Although climate change is expected to cause the displacement of millions of people, particularly in the acutely vulnerable Asia-Pacific region, there remains difficulties in defining their status as refugees. “Climate refugees” are not formally recognized under the UN’s 1951 Convention Relating to the Status of Refugees, which acts as the global standard for refugee protection. Under this convention, refugee status extends to those who have a “well founded fear of being persecuted for reasons of race, religion, nationality, membership of a particular social group or political opinion.” There have been reservations about broadening this definition to include climate refugees out of concern that doing so will draw resources away from those who are most in need of support by the international community. A further difficulty arises in attributing migration to climate change because it is often not the sole factor which drives people to leave a particularly affected region. The distinction between forced and voluntary movement is blurred because the factors that influence whether or not one moves are rarely climate related.
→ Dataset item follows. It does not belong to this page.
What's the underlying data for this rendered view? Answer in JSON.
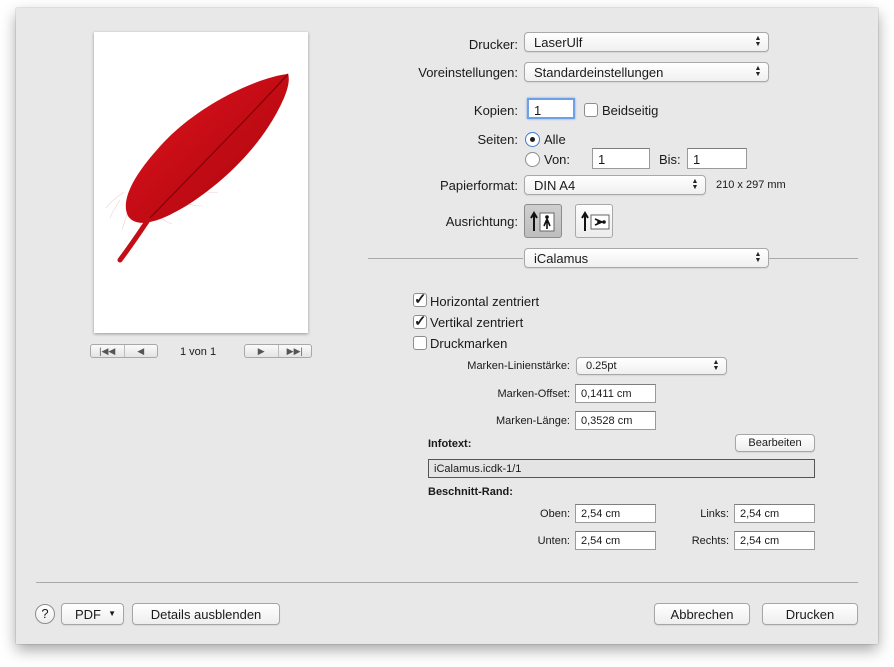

An individual or community’s capacity to adapt, to offer livelihood diversification options, and affordability are often strong influences in the decision to move. However difficult, the reality of climate refugees is one that we are currently facing and which will grow ever more pressing with time.
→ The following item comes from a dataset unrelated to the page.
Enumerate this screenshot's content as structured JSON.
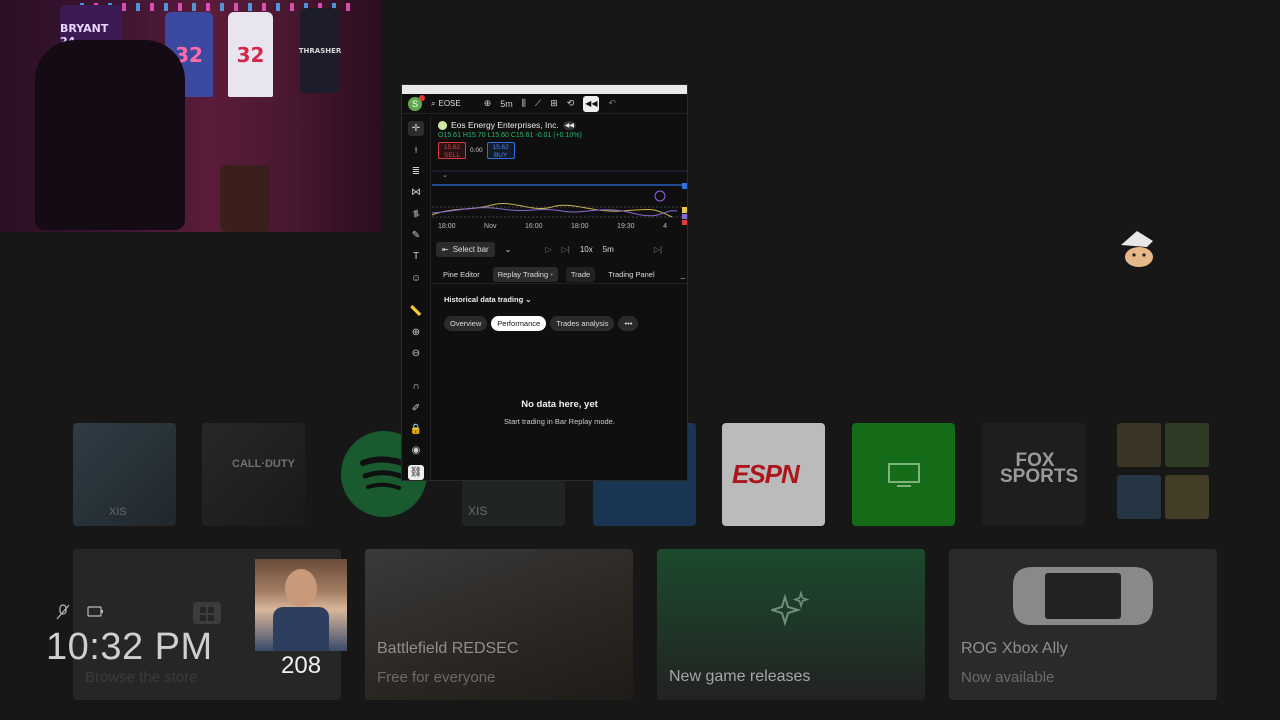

The displacement of peoples represents only the tip of the iceberg of cascading global political issues that will arise as a result of climate change. Drought and the destabilization of major river systems across Asia, along with agricultural land loss due to sea-level rise will result in food and water insecurity for millions of people. In addition, climate change acts as a threat multiplier for social unrest which has been exemplified recently in Syria, where long running droughts led to food insecurity, poverty, and rapidly unsustainable urbanization resulting in political and social conflicts. Resource scarcity caused by the detrimental effects of climate change will fuel future conflict as more people must be supported by fewer resources.
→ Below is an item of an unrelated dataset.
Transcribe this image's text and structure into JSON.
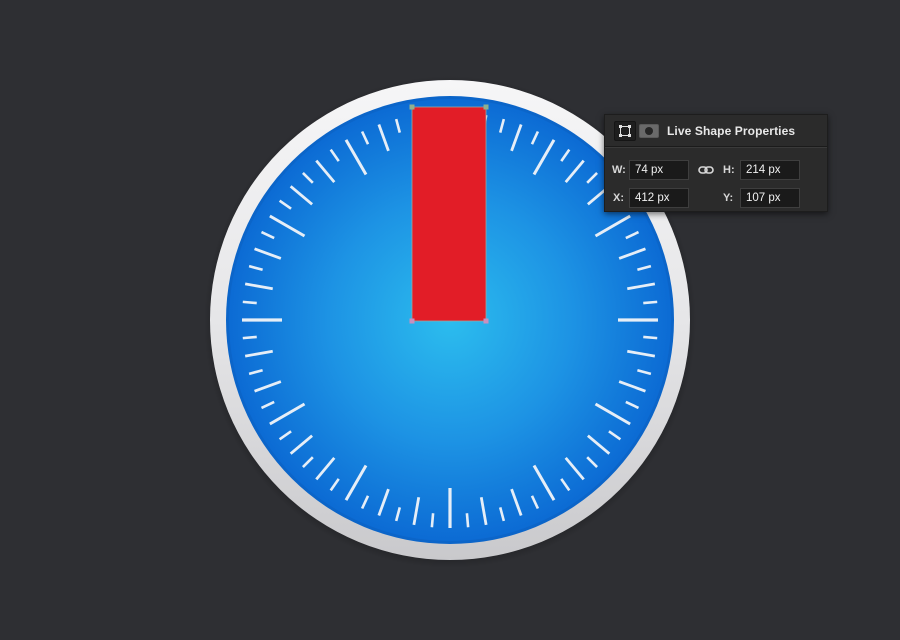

Climate Change is a global issue and yet those most culpable for its proliferation have so far remained largely unaffected. As instances of extreme weather worsen and the human effects of climate change grow, the global political community must come to account for its shared responsibility in the creation of this problem and find solutions for those who have been left behind. This issue can no longer be ignored and our borders can no longer remain closed while those who are the least equipped to deal with the repercussions of climate change have been hit the hardest. Michael P. Nash’s 2010 documentary Climate Refugees quotes Winston Churchill in a speech he made to parliament in which he states “The era of procrastination, of half-measures, of soothing and baffling expedience, of delays, is coming to its close, in its place we are entering a period of consequences.” This statement has never had more salience than in the current political discussion surrounding climate change.